Berkeley Public Health Student Profile: Innocent Menyo

Winner of the Dean’s Scholarship for Health Equity and Leadership 2023

Menyo innocent

Innocent Menyo, 29 years old
Online MPH, Epidemiology and Biostatistics

• Expected graduation: 2025• Hometown: Kampala, Uganda• Preferred pronouns: he/him/her

Berkeley Public Health: Why did you choose to go to public health and why did you choose Berkeley Public Health for your degree?

Innocent Menyo: For the past six years, I have worked closely with low-resource communities through M-SCAN Uganda. Through this program, we have developed portable, affordable and energy-efficient ultrasound devices that work on laptops, tablets and cell phones and can detect complications early in pregnancy.

In the communities I have worked with, including refugee camps, I have seen the social determinants of health come into full play. Many pregnant women lack basic care, such as simple diagnostic tools, clean birthing spaces, and more.

My interest in public health is sparked by my desire to improve the health of these communities through a better understanding of the major determinants of health, the challenges of providing key diagnostic tools like ultrasound machines, and through to the use of human-centered design that integrates research findings from the communities themselves into the workflows that guide the best delivery and execution of public health innovations.

Since UC Berkeley is a top institute in public health, it has been my dream university for years. To see this dream come true is amazing. UC Berkeley’s particular emphasis on public health practice will provide me with the skill set I need to positively impact the communities I serve.

The UC Berkeley Innovator Network is an amazing space and opportunity for me to expand my ideas and scale the innovations I’ve already worked on. While at UC Berkeley, I plan to research portable ultrasound devices and ultrasound patches and hope to contribute to better diagnostics, especially in low-resource settings.

BPH: Why did you choose your concentration and what interests you?

Menyo: So far, the M-SCAN Uganda program has performed at least 4,000 scans with more monthly data from more than 25 health centers. The program needs someone with a special skill set to analyze this data.
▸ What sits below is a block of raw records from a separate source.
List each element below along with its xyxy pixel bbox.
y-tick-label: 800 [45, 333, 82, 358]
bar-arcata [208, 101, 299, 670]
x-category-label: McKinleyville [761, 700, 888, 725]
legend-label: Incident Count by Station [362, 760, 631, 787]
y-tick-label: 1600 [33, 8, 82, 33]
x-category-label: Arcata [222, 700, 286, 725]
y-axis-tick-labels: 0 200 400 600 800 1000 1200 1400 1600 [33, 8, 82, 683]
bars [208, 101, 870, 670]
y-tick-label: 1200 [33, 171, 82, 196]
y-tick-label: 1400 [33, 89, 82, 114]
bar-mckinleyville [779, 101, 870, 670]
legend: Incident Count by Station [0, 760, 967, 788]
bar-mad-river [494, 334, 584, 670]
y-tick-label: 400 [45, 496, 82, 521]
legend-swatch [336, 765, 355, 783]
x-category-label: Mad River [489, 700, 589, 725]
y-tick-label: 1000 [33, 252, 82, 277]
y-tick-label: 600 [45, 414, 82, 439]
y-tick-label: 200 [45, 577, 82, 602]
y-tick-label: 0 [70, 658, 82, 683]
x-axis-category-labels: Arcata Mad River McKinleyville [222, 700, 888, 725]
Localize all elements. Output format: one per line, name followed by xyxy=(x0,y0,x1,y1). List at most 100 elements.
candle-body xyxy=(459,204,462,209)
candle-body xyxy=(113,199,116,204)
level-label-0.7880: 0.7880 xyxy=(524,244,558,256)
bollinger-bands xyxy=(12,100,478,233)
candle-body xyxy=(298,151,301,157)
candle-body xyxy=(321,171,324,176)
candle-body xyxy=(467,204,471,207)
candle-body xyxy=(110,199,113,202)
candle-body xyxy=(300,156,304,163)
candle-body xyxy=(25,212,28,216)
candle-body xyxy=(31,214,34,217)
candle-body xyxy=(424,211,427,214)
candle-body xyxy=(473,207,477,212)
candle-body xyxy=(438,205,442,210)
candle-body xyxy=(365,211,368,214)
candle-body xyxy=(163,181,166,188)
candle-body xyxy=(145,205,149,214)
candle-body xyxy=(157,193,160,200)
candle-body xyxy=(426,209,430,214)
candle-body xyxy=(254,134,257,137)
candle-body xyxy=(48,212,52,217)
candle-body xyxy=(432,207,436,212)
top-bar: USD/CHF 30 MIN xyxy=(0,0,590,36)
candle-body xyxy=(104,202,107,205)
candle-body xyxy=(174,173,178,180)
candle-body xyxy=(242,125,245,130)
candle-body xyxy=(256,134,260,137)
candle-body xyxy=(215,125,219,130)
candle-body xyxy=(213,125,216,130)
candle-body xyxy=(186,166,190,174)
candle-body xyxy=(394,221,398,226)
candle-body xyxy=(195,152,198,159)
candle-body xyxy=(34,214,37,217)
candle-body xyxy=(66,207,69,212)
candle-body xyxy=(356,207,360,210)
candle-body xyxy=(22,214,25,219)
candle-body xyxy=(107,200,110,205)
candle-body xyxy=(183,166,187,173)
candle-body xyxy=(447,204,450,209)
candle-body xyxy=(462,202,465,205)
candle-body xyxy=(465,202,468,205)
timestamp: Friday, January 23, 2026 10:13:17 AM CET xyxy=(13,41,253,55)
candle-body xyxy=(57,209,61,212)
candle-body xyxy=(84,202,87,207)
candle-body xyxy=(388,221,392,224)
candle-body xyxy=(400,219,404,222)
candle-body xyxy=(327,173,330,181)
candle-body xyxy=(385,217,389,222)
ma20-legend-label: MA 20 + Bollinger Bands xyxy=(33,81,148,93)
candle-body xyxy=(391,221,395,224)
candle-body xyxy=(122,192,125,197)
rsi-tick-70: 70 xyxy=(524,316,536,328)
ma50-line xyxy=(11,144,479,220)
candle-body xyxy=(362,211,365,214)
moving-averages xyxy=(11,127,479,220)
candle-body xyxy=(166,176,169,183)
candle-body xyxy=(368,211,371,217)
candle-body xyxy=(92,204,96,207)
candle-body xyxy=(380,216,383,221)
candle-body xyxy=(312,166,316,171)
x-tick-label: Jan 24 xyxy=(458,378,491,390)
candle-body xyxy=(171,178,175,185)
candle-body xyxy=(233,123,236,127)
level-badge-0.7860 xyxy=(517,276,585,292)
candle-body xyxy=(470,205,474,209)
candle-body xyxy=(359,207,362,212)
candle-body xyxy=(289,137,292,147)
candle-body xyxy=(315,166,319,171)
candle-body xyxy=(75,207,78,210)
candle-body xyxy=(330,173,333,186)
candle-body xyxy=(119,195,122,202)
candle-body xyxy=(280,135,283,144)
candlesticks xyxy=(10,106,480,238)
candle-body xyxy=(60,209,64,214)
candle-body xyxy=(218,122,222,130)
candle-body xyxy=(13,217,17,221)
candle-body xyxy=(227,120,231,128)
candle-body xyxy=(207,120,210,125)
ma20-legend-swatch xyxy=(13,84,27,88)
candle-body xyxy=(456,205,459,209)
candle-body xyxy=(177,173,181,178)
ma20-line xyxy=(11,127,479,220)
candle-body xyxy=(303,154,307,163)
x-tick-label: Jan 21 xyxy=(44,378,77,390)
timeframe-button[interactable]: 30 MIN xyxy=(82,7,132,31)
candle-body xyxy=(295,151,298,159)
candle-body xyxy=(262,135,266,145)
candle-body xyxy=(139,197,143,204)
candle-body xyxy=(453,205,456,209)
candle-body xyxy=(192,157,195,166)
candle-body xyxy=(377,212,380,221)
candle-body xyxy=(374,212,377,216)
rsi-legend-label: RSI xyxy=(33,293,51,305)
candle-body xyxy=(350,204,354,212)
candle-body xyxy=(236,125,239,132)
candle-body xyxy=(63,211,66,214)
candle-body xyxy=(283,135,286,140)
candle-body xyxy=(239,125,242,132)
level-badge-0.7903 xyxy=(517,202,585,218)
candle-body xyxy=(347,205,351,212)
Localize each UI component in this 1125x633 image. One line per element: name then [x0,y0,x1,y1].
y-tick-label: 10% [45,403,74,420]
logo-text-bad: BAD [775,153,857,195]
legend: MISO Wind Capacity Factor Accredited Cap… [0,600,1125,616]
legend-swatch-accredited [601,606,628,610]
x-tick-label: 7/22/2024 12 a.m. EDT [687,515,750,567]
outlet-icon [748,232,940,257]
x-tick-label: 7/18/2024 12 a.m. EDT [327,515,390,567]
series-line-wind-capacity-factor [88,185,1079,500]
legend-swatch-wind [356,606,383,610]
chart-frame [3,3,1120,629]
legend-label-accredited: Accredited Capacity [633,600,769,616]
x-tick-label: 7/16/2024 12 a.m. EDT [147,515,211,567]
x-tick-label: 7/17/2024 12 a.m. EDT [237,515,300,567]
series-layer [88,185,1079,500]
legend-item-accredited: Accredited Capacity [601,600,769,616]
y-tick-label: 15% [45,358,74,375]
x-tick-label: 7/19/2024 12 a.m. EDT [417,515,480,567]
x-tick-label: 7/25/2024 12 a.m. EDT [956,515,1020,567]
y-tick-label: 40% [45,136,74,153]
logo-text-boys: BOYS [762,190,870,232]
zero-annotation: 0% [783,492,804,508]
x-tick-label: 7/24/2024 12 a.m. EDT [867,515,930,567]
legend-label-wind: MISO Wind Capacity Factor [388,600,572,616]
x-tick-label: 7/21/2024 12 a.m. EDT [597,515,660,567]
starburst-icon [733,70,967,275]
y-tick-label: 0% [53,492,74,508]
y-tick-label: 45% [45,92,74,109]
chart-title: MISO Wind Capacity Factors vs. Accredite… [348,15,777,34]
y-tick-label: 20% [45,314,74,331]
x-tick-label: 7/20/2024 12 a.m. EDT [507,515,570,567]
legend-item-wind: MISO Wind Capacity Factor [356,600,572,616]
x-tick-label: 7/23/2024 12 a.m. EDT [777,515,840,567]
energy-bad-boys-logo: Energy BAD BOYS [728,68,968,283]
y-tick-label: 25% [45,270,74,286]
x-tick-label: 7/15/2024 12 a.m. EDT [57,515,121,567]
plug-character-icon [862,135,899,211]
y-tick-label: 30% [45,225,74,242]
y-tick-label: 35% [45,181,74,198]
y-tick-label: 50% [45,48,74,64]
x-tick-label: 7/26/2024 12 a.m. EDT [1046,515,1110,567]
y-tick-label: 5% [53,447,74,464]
This sparked my particular interest in epidemiology and biostatistics. With tools like regression models, we can make a lot of sense out of the data.

BPH: You received the Dean’s Fellowship for Health Equity and Leadership. What does this mean to you? Can you tell us more about your thoughts on health equity?

Menyo: My excitement was at its height when I learned that I was the recipient of this prestigious and highly competitive award from the UC Berkeley School of Public Health.

This is validation for the work I do at M-SCAN serving pregnant mothers across Uganda. I believe that everyone, regardless of social, economic, geographic or political class, deserves quality health care and as such, we all have a role to play in achieving health equity. Having seen the many health disparities that exist in low-resource settings, I believe it is essential to pay attention to health equity at all levels, starting with the most remote and rural, to eliminate these disparities through a 360 degree approach to the existing challenges in these communities.

BPH: What part of public health would you most like to change?

Menyo: Last Mile Health provides affordable diagnostic equipment, especially more portable, affordable, and energy-efficient ultrasound devices with clear mapping of training, deployment, risk detection, response, and treatment. orientation if necessary.

BPH: What would you like to do with your degree after graduation?

Menyo: I look forward to advancing research and innovation in the context of low-resource diagnostics, with a focus on ultrasound delivery in low-resource settings.

Through Berkeley Innovators, I plan to innovate more and bring more impactful products to patients, partner with more innovators, and create a consortium that supports local researchers doing research in low-resource settings. in Africa.

BPH: How do you think Berkeley Public Health will set you up for success in your future career?

Menyo: Berkeley Public Health’s vast resources will provide space for me to become a successful public health specialist and even a better epidemiologist/biostatistician with cutting-edge research and informative data analytical skills.

This Q&A interview has been edited for length and clarity.